Einen Monat vor den neuen Betriebsratswahlen tauchte in seinem Jausenraum ein Betriebsrat auf, den er manchmal in seinem Wohnort vom Vorbeigehen kannte, im Betrieb hatte er ihn aber noch nie gesehen. Seine Arbeitskollegen nannten ihn hinter seinem Rücken „Breschnew.“ Bernd hatte noch nie darüber nachgedacht, warum er diesen Spitznamen hatte. Dieser Betriebsrat sammelte Unterschriften für die Betriebsratswahlen, vergeblich, wie es schien. Auf der Liste waren erst zwei Unterschriften, die von anderen Abteilungen stammten, die Bernd nicht kannte, da er ja an seinem Arbeitsplatz durch die Akkordarbeit gebunden war, und so nie von der Scherenabteilung raus kam. Aber ein Vorschneider, der schon jahrelang bei der Postenübergabe zum Vorarbeiter übergangen wurde und der die Blechschneiderei wie seine Westentasche kannte, weil er schon alle dort zu verrichtenden Arbeiten durchgemacht hatte, überredete einige Anwesende im Jausenraum, für diese Betriebsratsliste zu unterschreiben. Ein weiter Grund war, dass ihre Schicht einen überforderten Vorarbeiter hatte, der nur auf diese Stelle gekommen war, weil er einen Gewerkschaftskurs absolviert hatte, und es wegen seiner Überforderung immer wieder zu Akkordlohnverlusten kam. „Der Vorarbeiter unserer Schicht kann die Arbeit nicht so rationell einteilen wie die Vorarbeiter der anderen Schichten und gehört darum weg“, meinte dieser Vorschneider. Und so unterschrieben fast alle Anwesenden im Jausenraum, sogar ein Kranführer, diese Unterstützungserklärung. Auch Bernd ließ sich dazu überreden, für diese Unterstützungserklärung für die Betriebsratswahl zu unterschreiben. Er wollte so nur seine Zugehörigkeit zu seinen Kollegen festigen. Jetzt war er einer von ihnen. Er wurde als Kollege aufgenommen.

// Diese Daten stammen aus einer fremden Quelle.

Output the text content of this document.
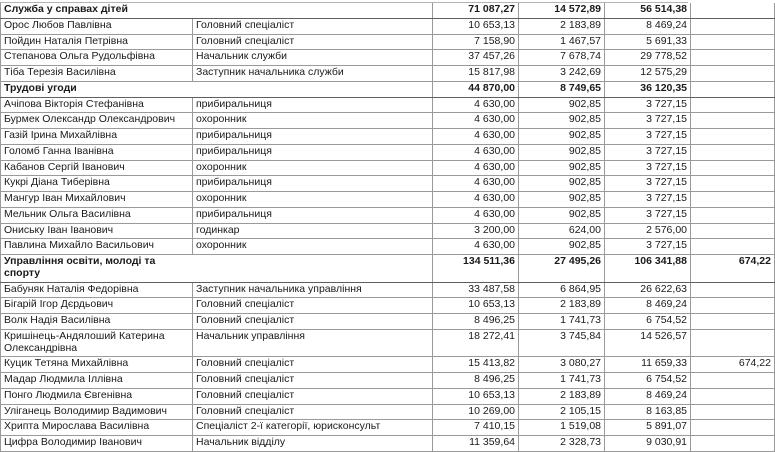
Служба у справах дітей		71 087,27	14 572,89	56 514,38	
Орос Любов Павлівна	Головний спеціаліст	10 653,13	2 183,89	8 469,24	
Пойдин Наталія Петрівна	Головний спеціаліст	7 158,90	1 467,57	5 691,33	
Степанова Ольга Рудольфівна	Начальник служби	37 457,26	7 678,74	29 778,52	
Тіба Терезія Василівна	Заступник начальника служби	15 817,98	3 242,69	12 575,29	
Трудові угоди		44 870,00	8 749,65	36 120,35	
Ачіпова Вікторія Стефанівна	прибиральниця	4 630,00	902,85	3 727,15	
Бурмек Олександр Олександрович	охоронник	4 630,00	902,85	3 727,15	
Газій Ірина Михайлівна	прибиральниця	4 630,00	902,85	3 727,15	
Голомб Ганна Іванівна	прибиральниця	4 630,00	902,85	3 727,15	
Кабанов Сергій Іванович	охоронник	4 630,00	902,85	3 727,15	
Кукрі Діана Тиберівна	прибиральниця	4 630,00	902,85	3 727,15	
Мангур Іван Михайлович	охоронник	4 630,00	902,85	3 727,15	
Мельник Ольга Василівна	прибиральниця	4 630,00	902,85	3 727,15	
Ониську Іван Іванович	годинкар	3 200,00	624,00	2 576,00	
Павлина Михайло Васильович	охоронник	4 630,00	902,85	3 727,15	
Управління освіти, молоді та спорту		134 511,36	27 495,26	106 341,88	674,22
Бабуняк Наталія Федорівна	Заступник начальника управління	33 487,58	6 864,95	26 622,63	
Бігарій Ігор Дєрдьович	Головний спеціаліст	10 653,13	2 183,89	8 469,24	
Волк Надія Василівна	Головний спеціаліст	8 496,25	1 741,73	6 754,52	
Кришінець-Андялоший Катерина Олександрівна	Начальник управління	18 272,41	3 745,84	14 526,57	
Куцик Тетяна Михайлівна	Головний спеціаліст	15 413,82	3 080,27	11 659,33	674,22
Мадар Людмила Іллівна	Головний спеціаліст	8 496,25	1 741,73	6 754,52	
Понго Людмила Євгенівна	Головний спеціаліст	10 653,13	2 183,89	8 469,24	
Уліганець Володимир Вадимович	Головний спеціаліст	10 269,00	2 105,15	8 163,85	
Хрипта Мирослава Василівна	Спеціаліст 2-ї категорії, юрисконсульт	7 410,15	1 519,08	5 891,07	
Цифра Володимир Іванович	Начальник відділу	11 359,64	2 328,73	9 030,91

Eine Woche vor den Betriebsratswahlen suchte ein anderer Betriebsrat Bernd auf seinem Arbeitsplatz auf. Bernd hielt ihn für einen Angestellten, denn er war in Straßenbekleidung und in keiner Montur, wie alle anderen Arbeiter im Werk. Er stellte sich als Betriebsrat der sozialistischen Fraktion vor und sagte zu Bernd, dass er in seiner Jausenzeit in die Kanzlei des Betriebsratsobmannes kommen soll. Er, damit meinte er Bernd, habe einen Blödsinn gemacht. Bernd erkannte jetzt den Betriebsrat. Den traf er manchmal auf seinen Sauftouren durch die Wirtshäuser. Bernd schätzte ihn als einen feinen Kerl ein, denn er ließ ab und zu ein paar Runden springen. Sonst kannte er nur zwei oder drei Betriebsräte und ein paar Vertrauensmänner in seiner nächsten Arbeitsumgebung, die aber nie in ihrer Funktion als Betriebsräte bis jetzt für Bernd aufgefallen waren. Er hatte noch keine Ahnung, wie gut die Sozialistische Partei in diesem Betrieb organisiert war. Keiner sprach darüber. Es wurde im Jausenraum auch nicht politisiert. Er wusste nur, dass einige im Werk, weil sie der Sozialistischen Partei angehörten, Karriere gemacht hatten. Er lernte sie schon als kleines Kind kennen, wenn hoher Besuch bei den Weihnachtsfeiern der Kinderfreunde angesagt war. Der Betriebsrat klärte Bernd darüber auf, dass im Betrieb die Gewerkschaftsführung und die Unternehmungsführung für die Belegschaft denken. „Ihr“, damit meinte er Bernt, „braucht nur nach dem ausgehandelten Zeittempo zu arbeiten. Wenn wir Sozialisten mit unserer Machtstellung in diesem Betrieb nicht wären, würdet ihr euch bei der Arbeit zerreißen“, behauptete er gegenüber Bernd noch, bevor er ging.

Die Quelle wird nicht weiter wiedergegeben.